My company along with Lucks Country Style Foods sponsored the #51 Jim Bown Busch Grand National car in the 1990’s. Jim had been running the Lumina body style and had quite a few Luminas built and ready to race when the Monte Carlo body style came into being. The Bown family said that they could run the Lumina cars for 3 years before the NASCAR rules brought about changes due to the Monte Carlo coming about. So … the GM guys can run two more years at least … personally as a GM vehicle owner I’d love to see GM bring back both the Monte Carlo and the Camaro for sale to the public. I recently bought a new Chevy, but a car like the old Monte Carlo would be in my driveway had they been available. If anyone at GM is actually reading these post … the public is hungry for what is classified as a “Personal Luxury Car” like the Monte Carlo was, and a sporty two door like the Camaro … those two cars would fill the needs of about 40% of the buying public … Management @ GM, you’ll never SUV & Pickup your way to financial health selling just those segments as you’re trying to do, we need two other great GM vehicles to make a comeback, the Malibu as was built in the 2007 model year in the Sedan an Maxx wagons (I owned an loved both) that averaged over 34 mpg with the V6 ! And the Astro Van in both work van an passenger models (owned 4 of those over the years) that lasted forever, my last van is currently being used by a commercial grass cutter and is over 22 years old. GM, listen to your public, and if the Monte Carlo or Camaro wins NASCAR races on Saturdays and Sundays, well it will sell every other day of the week.

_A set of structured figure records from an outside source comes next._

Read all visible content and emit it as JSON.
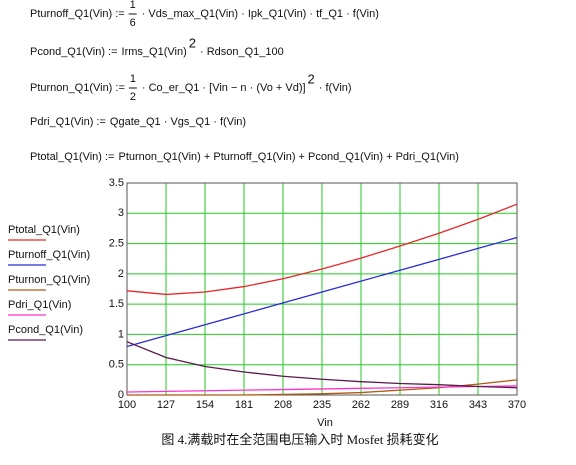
{
  "formulas": [
    {
      "lhs": "Pturnoff_Q1(Vin) :=",
      "num": "1",
      "den": "6",
      "rhs": "· Vds_max_Q1(Vin) · Ipk_Q1(Vin) · tf_Q1 · f(Vin)"
    },
    {
      "lhs": "Pcond_Q1(Vin) :=",
      "rhs": "Irms_Q1(Vin)",
      "sup": "2",
      "rhs2": "· Rdson_Q1_100"
    },
    {
      "lhs": "Pturnon_Q1(Vin) :=",
      "num": "1",
      "den": "2",
      "rhs": "· Co_er_Q1 · [Vin − n · (Vo + Vd)]",
      "sup": "2",
      "rhs2": "· f(Vin)"
    },
    {
      "lhs": "Pdri_Q1(Vin) :=",
      "rhs": "Qgate_Q1 · Vgs_Q1 · f(Vin)"
    },
    {
      "lhs": "Ptotal_Q1(Vin) :=",
      "rhs": "Pturnon_Q1(Vin) + Pturnoff_Q1(Vin) + Pcond_Q1(Vin) + Pdri_Q1(Vin)"
    }
  ],
  "chart_data": {
    "type": "line",
    "x_label": "Vin",
    "caption": "图 4.满载时在全范围电压输入时 Mosfet 损耗变化",
    "x": [
      100,
      127,
      154,
      181,
      208,
      235,
      262,
      289,
      316,
      343,
      370
    ],
    "series": [
      {
        "name": "Ptotal_Q1(Vin)",
        "color": "#e8262b",
        "values": [
          1.72,
          1.66,
          1.7,
          1.79,
          1.92,
          2.08,
          2.26,
          2.46,
          2.67,
          2.9,
          3.15
        ]
      },
      {
        "name": "Pturnoff_Q1(Vin)",
        "color": "#2a2ad8",
        "values": [
          0.8,
          0.98,
          1.16,
          1.34,
          1.52,
          1.7,
          1.88,
          2.06,
          2.24,
          2.42,
          2.6
        ]
      },
      {
        "name": "Pturnon_Q1(Vin)",
        "color": "#b05a10",
        "values": [
          0.0,
          0.0,
          0.0,
          0.0,
          0.01,
          0.02,
          0.04,
          0.08,
          0.12,
          0.18,
          0.25
        ]
      },
      {
        "name": "Pdri_Q1(Vin)",
        "color": "#ff33cc",
        "values": [
          0.05,
          0.06,
          0.07,
          0.08,
          0.09,
          0.1,
          0.11,
          0.12,
          0.13,
          0.14,
          0.15
        ]
      },
      {
        "name": "Pcond_Q1(Vin)",
        "color": "#5a1a4a",
        "values": [
          0.88,
          0.62,
          0.47,
          0.38,
          0.31,
          0.26,
          0.22,
          0.19,
          0.17,
          0.14,
          0.12
        ]
      }
    ],
    "xlim": [
      100,
      370
    ],
    "xticks": [
      100,
      127,
      154,
      181,
      208,
      235,
      262,
      289,
      316,
      343,
      370
    ],
    "ylim": [
      0,
      3.5
    ],
    "yticks": [
      0,
      0.5,
      1,
      1.5,
      2,
      2.5,
      3,
      3.5
    ],
    "grid": true,
    "grid_color": "#22cc22",
    "legend": "left"
  }
}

NASCAR just stop pretending these are stock cars and race under any name they want. Call it a Plymouth Super Bee if you want. Just as representative.
NASCAR is unfortunately dying a slow death due to creep of WOKE-ness, politics, and it’s eagerness to trot out some type of EV as its future. WOKE-ness and politics have turned off the fan base. Most people go to watch racing and not who’s the best DEI team/driver.
I also find it amusing that Ford and Toyota seem to follow Chevy’s car designs as they appear to be the most aerodynamic. NASCAR needs to wake-up or see it soon disappear.
Bring back the good old days of NASCAR that the fans loved.
“Fans:” read: boomers stuck in the 1980s. If the sport catered to you it would die with you.
The “reimagined” Camaro. I love this stuff.
EVs are talked about because of the auto industry has been bullied into ridiculous emissions and Nascar would never survive Ev racing also auto manufacturers are all mixed up with the ev race with ice also making a comeback because the Trump administration has signed executive order cancelling emissions on the auto industry so we’ll see Camaro born again on Cadillac’s CT5 platform soon
Nascar rules allow a discontinued body style to run for up to 5 years.
This was fairly common back the 70’s and 80’s when the “old” car was a better race car than the “new” design. Richard Petty did it all the time.
“As long as a vehicle is in production as a street car when a manufacturer applies for competition, it remains eligible to race.” Hmmm. So, we can bring back the Superbird?